Cumhurbaşkanı Recep Tayyip Erdoğan, Cumhurbaşkanlığı Yerleşkesi’nde Polis, Jandarma, Sahil Güvenlik Personeli ve Güvenlik Korucuları ile akşam yemeği yedi. Programda konuşan Cumhurbaşkanı Erdoğan, “Cumhurbaşkanlığı Yerleşkemize, milletin evine, bu kıymetli yere hoş geldiniz. Sizler aracılığıyla Türkiye’nin her yerinde özverili bir şekilde görev yapan, ülkemizin güvenliği için çoğu zaman hayatlarını tehlikeye atan tüm polislerimize, askerlerimize, jandarmalarımıza, bekçilerimize, güvenlik korucularımıza şahsım ve milletim adına şükranlarımı sunuyorum. Büyük dava ve düşünce insanı Üstat Necip Fazıl’a göre iftar, ilahi buluşmadan bir esinti taşır. Davetimize katılarak iftar soframızı onurlandıran, ilahi buluşmanın esintisini birlikte teneffüs ettiğimiz her bir misafirimize teşekkür ediyorum” ifadesini kullandı.

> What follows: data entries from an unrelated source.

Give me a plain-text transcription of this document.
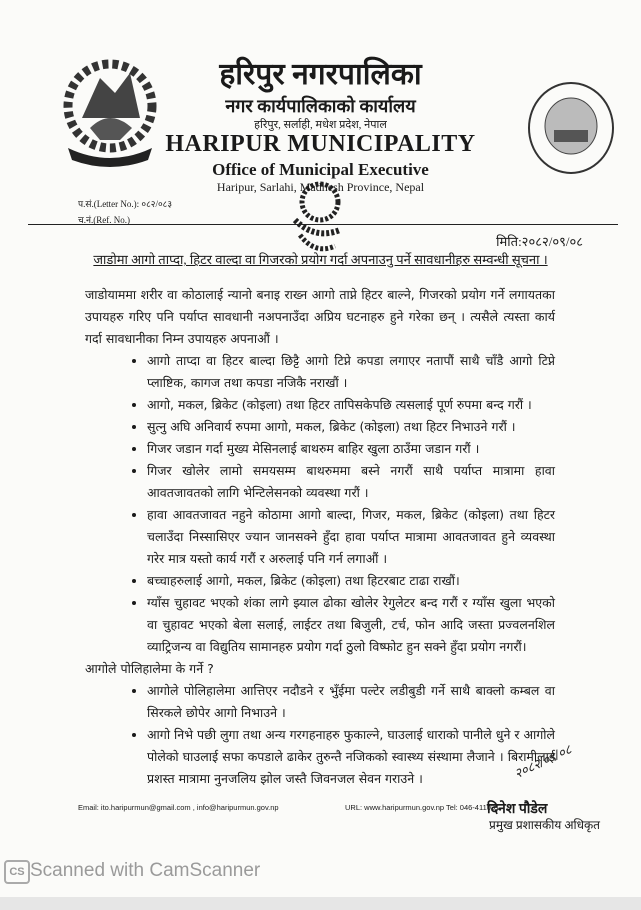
हरिपुर नगरपालिका
नगर कार्यपालिकाको कार्यालय
हरिपुर, सर्लाही, मधेश प्रदेश, नेपाल
HARIPUR MUNICIPALITY
Office of Municipal Executive
Haripur, Sarlahi, Madhesh Province, Nepal
प.सं.(Letter No.): ०८२/०८३
च.नं.(Ref. No.)
मिति:२०८२/०९/०८
जाडोमा आगो ताप्दा, हिटर वाल्दा वा गिजरको प्रयोग गर्दा अपनाउनु पर्ने सावधानीहरु सम्वन्धी सूचना ।

जाडोयाममा शरीर वा कोठालाई न्यानो बनाइ राख्न आगो ताप्ने हिटर बाल्ने, गिजरको प्रयोग गर्ने लगायतका उपायहरु गरिए पनि पर्याप्त सावधानी नअपनाउँदा अप्रिय घटनाहरु हुने गरेका छन् । त्यसैले त्यस्ता कार्य गर्दा सावधानीका निम्न उपायहरु अपनाऔं ।

• आगो ताप्दा वा हिटर बाल्दा छिट्टै आगो टिप्ने कपडा लगाएर नतापौं साथै चाँडै आगो टिप्ने प्लाष्टिक, कागज तथा कपडा नजिकै नराखौं ।
• आगो, मकल, ब्रिकेट (कोइला) तथा हिटर तापिसकेपछि त्यसलाई पूर्ण रुपमा बन्द गरौं ।
• सुत्नु अघि अनिवार्य रुपमा आगो, मकल, ब्रिकेट (कोइला) तथा हिटर निभाउने गरौं ।
• गिजर जडान गर्दा मुख्य मेसिनलाई बाथरुम बाहिर खुला ठाउँमा जडान गरौं ।
• गिजर खोलेर लामो समयसम्म बाथरुममा बस्ने नगरौं साथै पर्याप्त मात्रामा हावा आवतजावतको लागि भेन्टिलेसनको व्यवस्था गरौं ।
• हावा आवतजावत नहुने कोठामा आगो बाल्दा, गिजर, मकल, ब्रिकेट (कोइला) तथा हिटर चलाउँदा निस्सासिएर ज्यान जानसक्ने हुँदा हावा पर्याप्त मात्रामा आवतजावत हुने व्यवस्था गरेर मात्र यस्तो कार्य गरौं र अरुलाई पनि गर्न लगाऔं ।
• बच्चाहरुलाई आगो, मकल, ब्रिकेट (कोइला) तथा हिटरबाट टाढा राखौं।
• ग्याँस चुहावट भएको शंका लागे झ्याल ढोका खोलेर रेगुलेटर बन्द गरौं र ग्याँस खुला भएको वा चुहावट भएको बेला सलाई, लाईटर तथा बिजुली, टर्च, फोन आदि जस्ता प्रज्वलनशिल व्याट्रिजन्य वा विद्युतिय सामानहरु प्रयोग गर्दा ठुलो विष्फोट हुन सक्ने हुँदा प्रयोग नगरौं।

आगोले पोलिहालेमा के गर्ने ?

• आगोले पोलिहालेमा आत्तिएर नदौडने र भुँईमा पल्टेर लडीबुडी गर्ने साथै बाक्लो कम्बल वा सिरकले छोपेर आगो निभाउने ।
• आगो निभे पछी लुगा तथा अन्य गरगहनाहरु फुकाल्ने, घाउलाई धाराको पानीले धुने र आगोले पोलेको घाउलाई सफा कपडाले ढाकेर तुरुन्तै नजिकको स्वास्थ्य संस्थामा लैजाने । बिरामीलाई प्रशस्त मात्रामा नुनजलिय झोल जस्तै जिवनजल सेवन गराउने ।	२०८२/०९/०८
Email: ito.haripurmun@gmail.com , info@haripurmun.gov.np	URL: www.haripurmun.gov.np Tel: 046-411031
दिनेश पौडेल
प्रमुख प्रशासकीय अधिकृत
CS Scanned with CamScanner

“Bu kutsal günlerin bölgemizde ve dünyada barışa, huzura, birlik ve beraberliğe yol göstermesini, önümüzdeki engellerin birer birer aşılmasına vesile olmasını temenni ediyorum” diyen Cumhurbaşkanı Erdoğan, “Malazgirt önlerindeki ilk akınlardan İstanbul’un fethine, Ulusal Mücadelenin en zorlu zamanlarından 15 Temmuz ihanetinin bertaraf edilmesine kadar, bağımsızlık ve geleceğimiz için can veren, kızıl kanlarıyla kara toprağı sulayan tüm şehitlerimizi rahmetle, minnetle, saygıyla anıyorum. Kutsal kitabımız ve yaşam rehberimiz Kur’an-ı Kerim bizlere şehitlerin ölmediğini, yaşadıklarını, bizim bunu algılayamayacağımızı, Allah katında onların rızıklandırıldıklarını haber veriyor. Biz de bu ilahi müjdeye inanıyor, tüm kalbimizle iman ediyoruz. Biliyoruz ki şüheda, yani şehitler, peygamberlere, özellikle de Peygamberimize komşudur. Evliyalar yurdu, dervişler ocağı, şüheda kaynağı bu kıymetli topraklar için bedel ödeyen gazilerimize de ülkem ve milletim adına minnetlerimi sunuyorum. İstiklal Marşı şairimiz merhum Mehmet Akif’in ifadesiyle aslında hepimiz şehit torunuyuz, şehit soyundanız” şeklinde konuştu.
“Allah ömür verdikçe, yine burada, bu topraklarda başımız dik, alnımız açık bir şekilde yaşamaya devam edeceğiz”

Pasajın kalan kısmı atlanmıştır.